Peter Lewis (peter.delete@this.notyahoo.com) on June 4, 2022 6:56 pm wrote:
> The performance of filling the µop cache still matters, which is why Intel recently increased the
> number of instructions decoded per clock from 4 to 6. If the µop cache was big enough to hold all
> the performance critical code, there would be no need to do that. For the same reason you can’t
> increase the bandwidth out of a data cache without also increasing DRAM bandwidth, you can’t increase
> the bandwidth out of a µop cache without increasing the bandwidth into it. Maybe you are thinking
> the µop cache will eventually become so big that the hit rate will approach 100%. I don’t know
> if that is possible. The code size of every type of software seems to grow without limit, but maybe
> the amount of code that needs to be in cache at one time does have some limit.
>
> > If a RISC CPU has a µop cache, the space-efficiency of the µop cache
> > can be better than the space-efficiency of RISC instructions
>
> If it is possible to make the encoding in the µop cache more space efficient than the encoding
> of RISC instructions, why didn’t the RISC processor use the µops as its instruction set?
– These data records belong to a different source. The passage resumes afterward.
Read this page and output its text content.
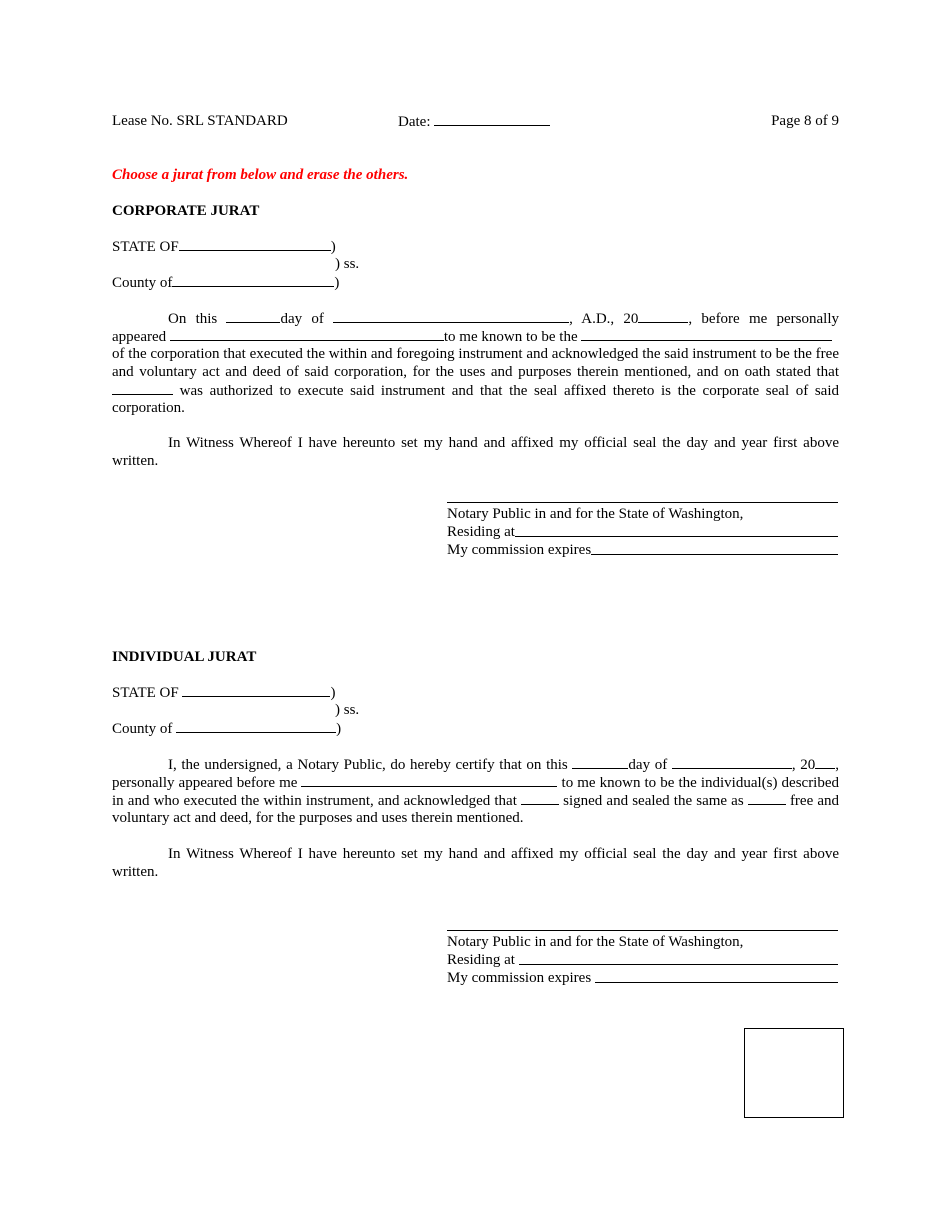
Lease No. SRL STANDARD	Date:	Page 8 of 9
Choose a jurat from below and erase the others.
CORPORATE JURAT
STATE OF	)
) ss.
County of	)
On this	day of	, A.D., 20	, before me personally
appeared	to me known to be the
of the corporation that executed the within and foregoing instrument and acknowledged the said instrument to be the free
and voluntary act and deed of said corporation, for the uses and purposes therein mentioned, and on oath stated that
was authorized to execute said instrument and that the seal affixed thereto is the corporate seal of said
corporation.
In Witness Whereof I have hereunto set my hand and affixed my official seal the day and year first above
written.
Notary Public in and for the State of Washington,
Residing at
My commission expires
INDIVIDUAL JURAT
STATE OF	)
) ss.
County of	)
I, the undersigned, a Notary Public, do hereby certify that on this	day of	, 20 ,
personally appeared before me	to me known to be the individual(s) described
in and who executed the within instrument, and acknowledged that	signed and sealed the same as	free and
voluntary act and deed, for the purposes and uses therein mentioned.
In Witness Whereof I have hereunto set my hand and affixed my official seal the day and year first above
written.
Notary Public in and for the State of Washington,
Residing at
My commission expires
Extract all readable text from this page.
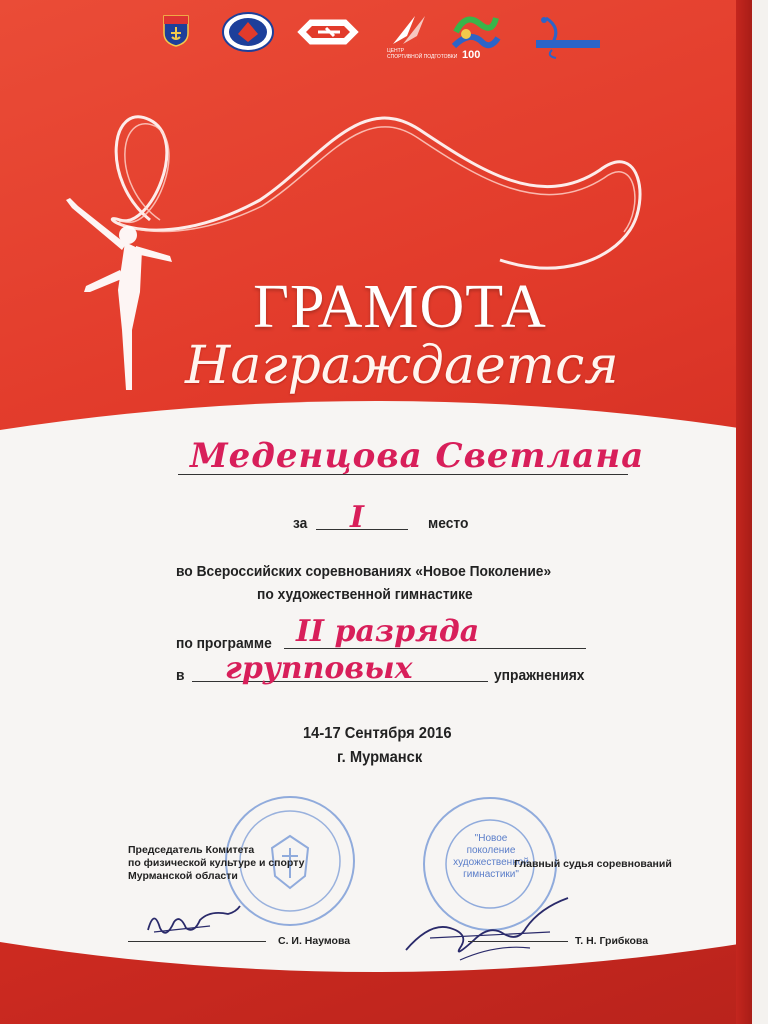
ЦЕНТР
СПОРТИВНОЙ ПОДГОТОВКИ 100
ГРАМОТА
Награждается
Меденцова Светлана
за I	место
во Всероссийских соревнованиях «Новое Поколение»
по художественной гимнастике
по программе II разряда
в групповых	упражнениях
14-17 Сентября 2016
г. Мурманск
"Новое поколение
художественной
гимнастики"
Председатель Комитета
по физической культуре и спорту
Мурманской области
С. И. Наумова
Главный судья соревнований
Т. Н. Грибкова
I'm not taking a position for or against that claim, but consider the limitations for encoding instructions in general, and RISC instructions in particular - they have to fit into byte granularities (CISC) or 32 bit granularities (RISC)

If you came up with uops that were 30 bits in size, that would save space over RISC but would not be practical to use as an instruction set for obvious reasons. Likewise if you decoded RISC instructions into uops less than 64 bits in size but which encoded two or more RISC instructions on average, it would be more space efficient but again not practical to use as your ISA.